Post przerywany, tarczyca i PCOS. Jaki jest wpływ diety na hormony?
Post przerywany ma bezpośredni wpływ na gospodarkę hormonalną, co może być szkodliwe dla osób z chorobami tarczycy. Jak wynika z publikacji naukowej z zeszłego roku, dieta ta może obniżać poziomy kluczowych hormonów tarczycowych, takich jak TSH, T3 i T4. Taka zmiana jest szczególnie niebezpieczna w przypadku niedoczynności tarczycy, która jest częstym problemem zdrowotnym.
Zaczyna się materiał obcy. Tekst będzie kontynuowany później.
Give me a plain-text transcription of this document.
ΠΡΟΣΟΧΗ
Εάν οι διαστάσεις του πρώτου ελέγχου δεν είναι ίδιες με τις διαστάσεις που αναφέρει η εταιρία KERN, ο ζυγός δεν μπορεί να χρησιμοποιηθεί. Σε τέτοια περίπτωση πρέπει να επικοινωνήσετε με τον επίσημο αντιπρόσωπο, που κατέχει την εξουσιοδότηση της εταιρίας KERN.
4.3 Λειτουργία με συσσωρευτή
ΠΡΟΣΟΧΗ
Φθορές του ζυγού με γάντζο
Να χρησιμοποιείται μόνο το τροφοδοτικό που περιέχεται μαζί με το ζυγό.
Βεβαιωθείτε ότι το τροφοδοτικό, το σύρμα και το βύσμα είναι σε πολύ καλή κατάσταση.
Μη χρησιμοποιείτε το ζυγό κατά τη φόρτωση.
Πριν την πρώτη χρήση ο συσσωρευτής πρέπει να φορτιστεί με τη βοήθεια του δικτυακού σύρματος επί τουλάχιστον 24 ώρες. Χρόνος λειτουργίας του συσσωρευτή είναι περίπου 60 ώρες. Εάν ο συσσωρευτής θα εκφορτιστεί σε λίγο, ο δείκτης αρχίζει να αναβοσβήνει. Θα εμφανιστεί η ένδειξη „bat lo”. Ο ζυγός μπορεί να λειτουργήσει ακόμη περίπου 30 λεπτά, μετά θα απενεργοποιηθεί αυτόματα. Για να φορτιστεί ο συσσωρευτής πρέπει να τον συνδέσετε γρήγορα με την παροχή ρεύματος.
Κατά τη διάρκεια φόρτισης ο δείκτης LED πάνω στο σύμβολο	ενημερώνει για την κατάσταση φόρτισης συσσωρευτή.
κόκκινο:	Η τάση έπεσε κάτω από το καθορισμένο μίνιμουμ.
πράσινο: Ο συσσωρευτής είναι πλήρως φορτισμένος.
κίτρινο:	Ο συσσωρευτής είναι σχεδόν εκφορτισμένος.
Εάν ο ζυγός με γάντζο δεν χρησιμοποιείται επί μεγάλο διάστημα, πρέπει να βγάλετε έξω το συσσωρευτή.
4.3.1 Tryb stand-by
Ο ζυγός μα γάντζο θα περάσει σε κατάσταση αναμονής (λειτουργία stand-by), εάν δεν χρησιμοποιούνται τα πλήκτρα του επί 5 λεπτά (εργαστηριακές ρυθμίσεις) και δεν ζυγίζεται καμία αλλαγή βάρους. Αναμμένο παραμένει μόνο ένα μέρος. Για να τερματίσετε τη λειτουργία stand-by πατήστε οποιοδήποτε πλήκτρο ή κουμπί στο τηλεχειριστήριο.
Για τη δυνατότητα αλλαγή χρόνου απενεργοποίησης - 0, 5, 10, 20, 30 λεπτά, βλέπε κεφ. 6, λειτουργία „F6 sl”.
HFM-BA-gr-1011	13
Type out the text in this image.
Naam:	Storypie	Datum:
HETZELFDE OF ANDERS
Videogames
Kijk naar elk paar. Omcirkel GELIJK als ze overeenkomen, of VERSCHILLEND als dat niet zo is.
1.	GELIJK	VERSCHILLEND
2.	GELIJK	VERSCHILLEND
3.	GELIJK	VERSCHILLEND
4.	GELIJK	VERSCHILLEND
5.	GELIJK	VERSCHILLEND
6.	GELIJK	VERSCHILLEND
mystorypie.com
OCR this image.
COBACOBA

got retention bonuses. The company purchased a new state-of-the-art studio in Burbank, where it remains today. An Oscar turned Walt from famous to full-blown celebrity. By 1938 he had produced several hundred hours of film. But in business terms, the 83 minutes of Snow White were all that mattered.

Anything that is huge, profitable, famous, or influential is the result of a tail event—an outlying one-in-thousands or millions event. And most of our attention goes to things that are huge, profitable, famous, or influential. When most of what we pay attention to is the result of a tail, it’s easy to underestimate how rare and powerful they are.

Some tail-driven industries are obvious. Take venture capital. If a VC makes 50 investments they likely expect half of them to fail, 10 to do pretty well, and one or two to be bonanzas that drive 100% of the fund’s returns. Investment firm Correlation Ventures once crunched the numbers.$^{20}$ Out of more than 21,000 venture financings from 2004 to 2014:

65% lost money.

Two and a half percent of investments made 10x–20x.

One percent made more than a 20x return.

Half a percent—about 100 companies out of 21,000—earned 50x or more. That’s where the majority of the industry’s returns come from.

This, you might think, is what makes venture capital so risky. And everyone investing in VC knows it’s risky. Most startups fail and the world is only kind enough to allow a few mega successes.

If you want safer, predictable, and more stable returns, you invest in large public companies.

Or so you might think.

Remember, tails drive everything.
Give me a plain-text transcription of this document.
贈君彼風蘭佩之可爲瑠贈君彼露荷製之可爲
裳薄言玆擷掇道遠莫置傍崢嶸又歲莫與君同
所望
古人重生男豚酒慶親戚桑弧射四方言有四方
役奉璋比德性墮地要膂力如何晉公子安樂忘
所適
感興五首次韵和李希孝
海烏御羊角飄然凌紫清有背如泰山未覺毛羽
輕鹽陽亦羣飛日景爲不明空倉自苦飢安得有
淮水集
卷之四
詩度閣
Z tego powodu osoby przyjmujące leki hormonalne na tarczycę mogą wymagać pilnej korekty dawki pod okiem lekarza, a w niektórych przypadkach dieta ta jest całkowicie przeciwwskazana. Podobną ostrożność powinny zachować kobiety z zespołem policystycznych jajników (PCOS). Opublikowane w tym roku badanie wskazuje, że choć post może przynieść pewne korzyści, jak obniżenie poziomu testosteronu o 9%, to jednocześnie niesie ryzyko zaburzeń hormonalnych i dlatego wymaga ścisłego nadzoru specjalisty.
Przeciwwskazania do postu przerywanego. Karmienie piersią, niedobory i problemy ze snem
Istnieje kilka innych grup, dla których post przerywany może być ryzykowny. Jak podkreślają eksperci, kobiety karmiące piersią powinny unikać tej diety, ponieważ może ona prowadzić do spadku produkcji mleka i obniżenia poziomu energii, co negatywnie wpływa zarówno na matkę, jak i dziecko.
Co więcej, ograniczone okno żywieniowe stwarza ryzyko niedoborów kluczowych mikroelementów, zwłaszcza witamin rozpuszczalnych w tłuszczach (A, D, E) oraz niektórych witamin z grupy B, co potwierdzają dostępne analizy. Warto również dodać, że szacuje się, iż około 15% osób stosujących post przerywany zgłasza problemy ze snem, co dodatkowo może pogłębiać zaburzenia hormonalne.